Now at the helm of a large company himself, Schulman says, “At a certain point you take a little bit from different mentors and it becomes your own style and your own priorities.”
Schulman has helped advise Coach’s holding company, Tapestry Inc., on furthering its efforts toward inclusivity. The company earned a score of 100 percent with the Human Rights Campaign
Corporate Equality Index and was among the first American fashion companies to extend health benefits to LGBTQ employees’ partners. The executive has moderated panels and held conferences at the Coach headquarters to encourage discussion around the topic.
“We are open to all races, all genders, people of all ages and gender expressions should feel welcome in our stores, warehouses, facilities and headquarters,” Schulman said of Coach’s stance on inclusivity. The brand has been hosting inclusivity training for store managers and personnel because, as Schulman feels, “The product development process is a very internal process and stores are public, but the topic of inclusion is incredibly important throughout the company, particularly at both ends of that process.”
“The point is to have a diverse team who feels empowered to speak up during the process so they can say ‘That doesn’t feel right.’ You need to make sure you have the right people around the table,” the executive said.

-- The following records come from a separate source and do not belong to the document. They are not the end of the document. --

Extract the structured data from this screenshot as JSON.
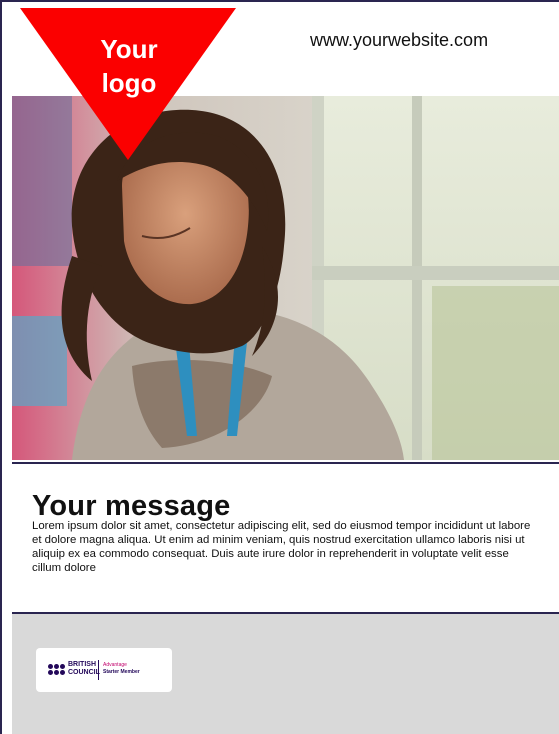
{
  "header": {
    "website": "www.yourwebsite.com",
    "logo_line1": "Your",
    "logo_line2": "logo"
  },
  "message": {
    "title": "Your message",
    "body": "Lorem ipsum dolor sit amet, consectetur adipiscing elit, sed do eiusmod tempor incididunt ut labore et dolore magna aliqua. Ut enim ad minim veniam, quis nostrud exercitation ullamco laboris nisi ut aliquip ex ea commodo consequat. Duis aute irure dolor in reprehenderit in voluptate velit esse cillum dolore"
  },
  "footer": {
    "badge_org_line1": "BRITISH",
    "badge_org_line2": "COUNCIL",
    "badge_level_line1": "Advantage",
    "badge_level_line2": "Starter Member"
  },
  "colors": {
    "logo_red": "#fb0000",
    "frame_navy": "#2a2550",
    "footer_grey": "#d9d9d9"
  }
}
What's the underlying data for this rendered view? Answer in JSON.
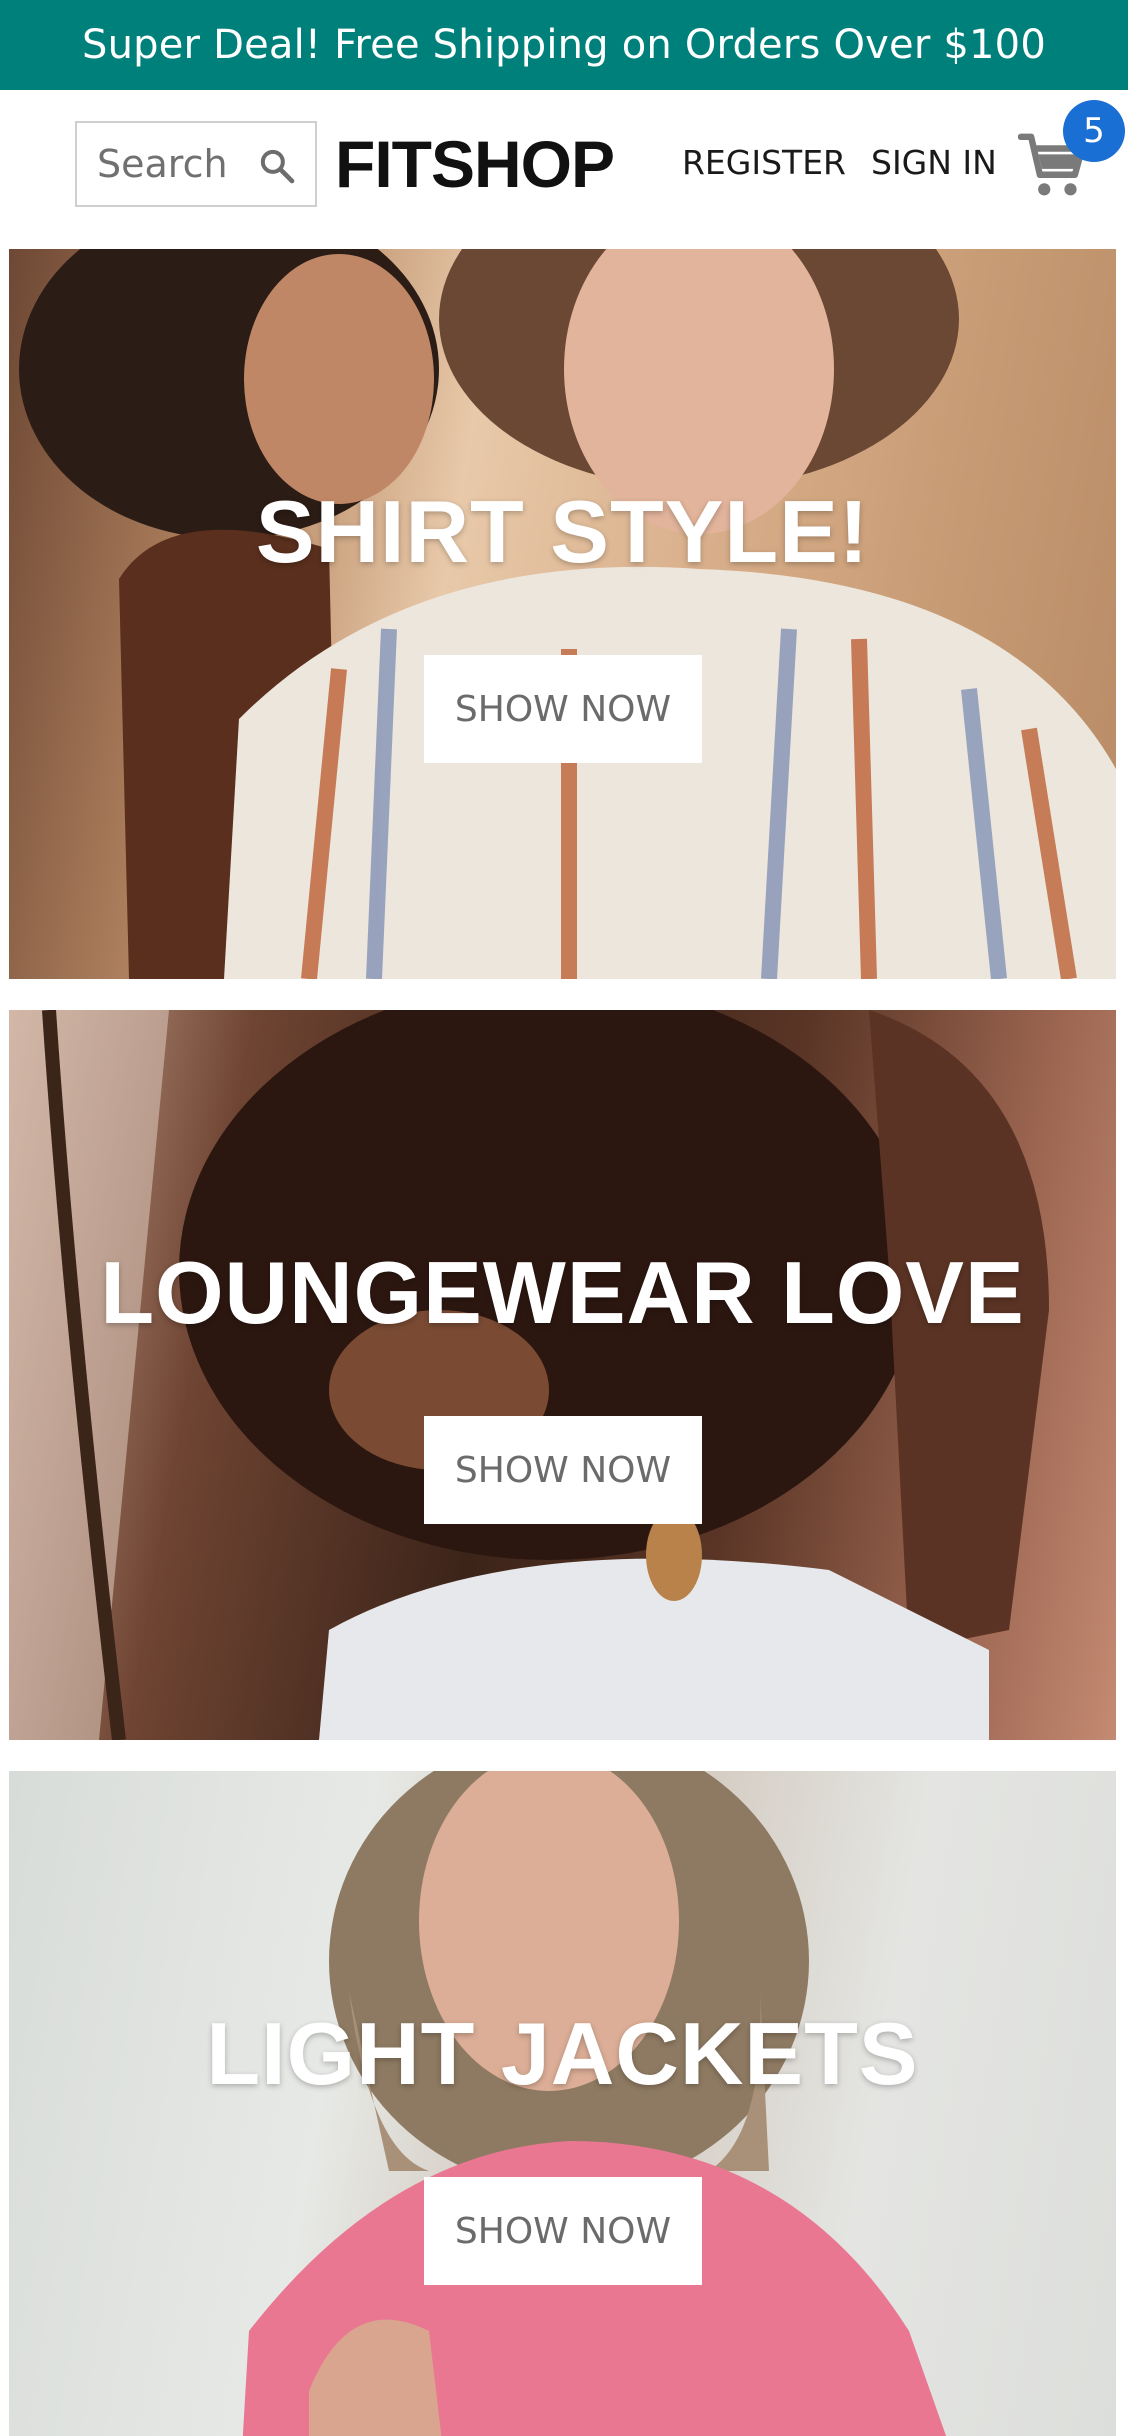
{
  "announcement": {
    "text": "Super Deal! Free Shipping on Orders Over $100",
    "background": "#00807b"
  },
  "header": {
    "search": {
      "placeholder": "Search",
      "icon": "search-icon"
    },
    "logo": "FITSHOP",
    "nav": {
      "register": "REGISTER",
      "sign_in": "SIGN IN"
    },
    "cart": {
      "icon": "cart-icon",
      "count": "5",
      "badge_color": "#1a6fd4"
    }
  },
  "banners": [
    {
      "title": "SHIRT STYLE!",
      "button": "SHOW NOW"
    },
    {
      "title": "LOUNGEWEAR LOVE",
      "button": "SHOW NOW"
    },
    {
      "title": "LIGHT JACKETS",
      "button": "SHOW NOW"
    }
  ]
}
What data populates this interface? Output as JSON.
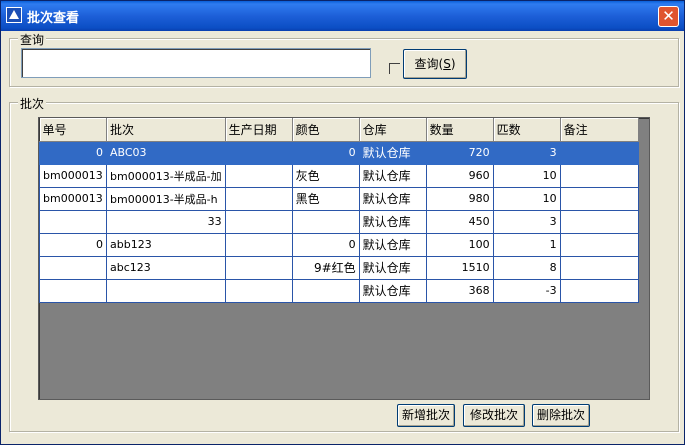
{
  "window": {
    "title": "批次查看",
    "close_label": "✕"
  },
  "query": {
    "group_label": "查询",
    "input_value": "",
    "button_label": "查询(",
    "button_hotkey": "S",
    "button_suffix": ")"
  },
  "batch": {
    "group_label": "批次",
    "columns": [
      "单号",
      "批次",
      "生产日期",
      "颜色",
      "仓库",
      "数量",
      "匹数",
      "备注"
    ],
    "rows": [
      [
        "0",
        "ABC03",
        "",
        "0",
        "默认仓库",
        "720",
        "3",
        ""
      ],
      [
        "bm000013",
        "bm000013-半成品-加",
        "",
        "灰色",
        "默认仓库",
        "960",
        "10",
        ""
      ],
      [
        "bm000013",
        "bm000013-半成品-h",
        "",
        "黑色",
        "默认仓库",
        "980",
        "10",
        ""
      ],
      [
        "",
        "33",
        "",
        "",
        "默认仓库",
        "450",
        "3",
        ""
      ],
      [
        "0",
        "abb123",
        "",
        "0",
        "默认仓库",
        "100",
        "1",
        ""
      ],
      [
        "",
        "abc123",
        "",
        "9#红色",
        "默认仓库",
        "1510",
        "8",
        ""
      ],
      [
        "",
        "",
        "",
        "",
        "默认仓库",
        "368",
        "-3",
        ""
      ]
    ]
  },
  "buttons": {
    "add": "新增批次",
    "edit": "修改批次",
    "delete": "删除批次"
  }
}
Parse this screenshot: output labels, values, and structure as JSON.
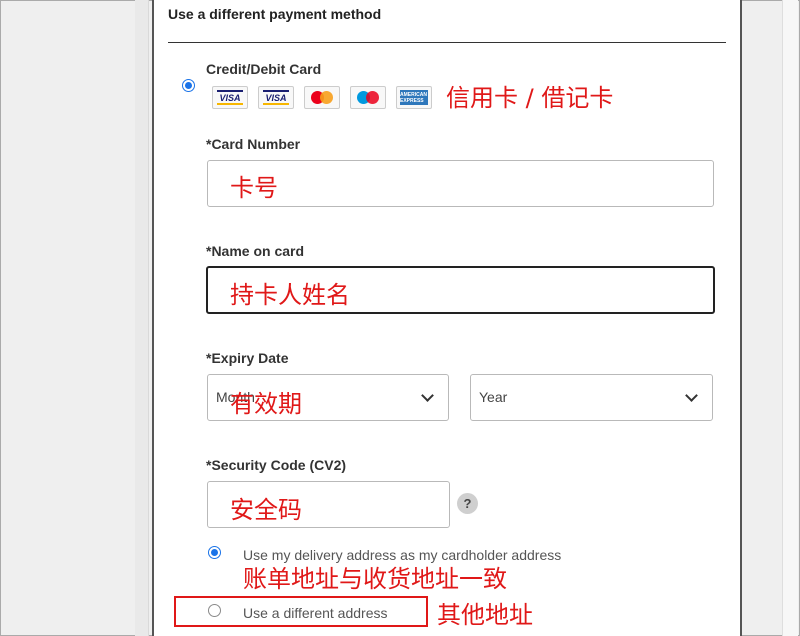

Coach is updating its stores to reflect a new concept that is “more gender-fluid in its layout,” said Schulman. “There is not a typical men’s and women’s department per say. They are more fluid, particularly ready-to-wear and the shoe room — which are pink. If you put men’s ready-to-wear in a pink showroom 20 years ago [it would have elicited complaints] but we haven’t had one comment about it and now we are rolling it out globally.”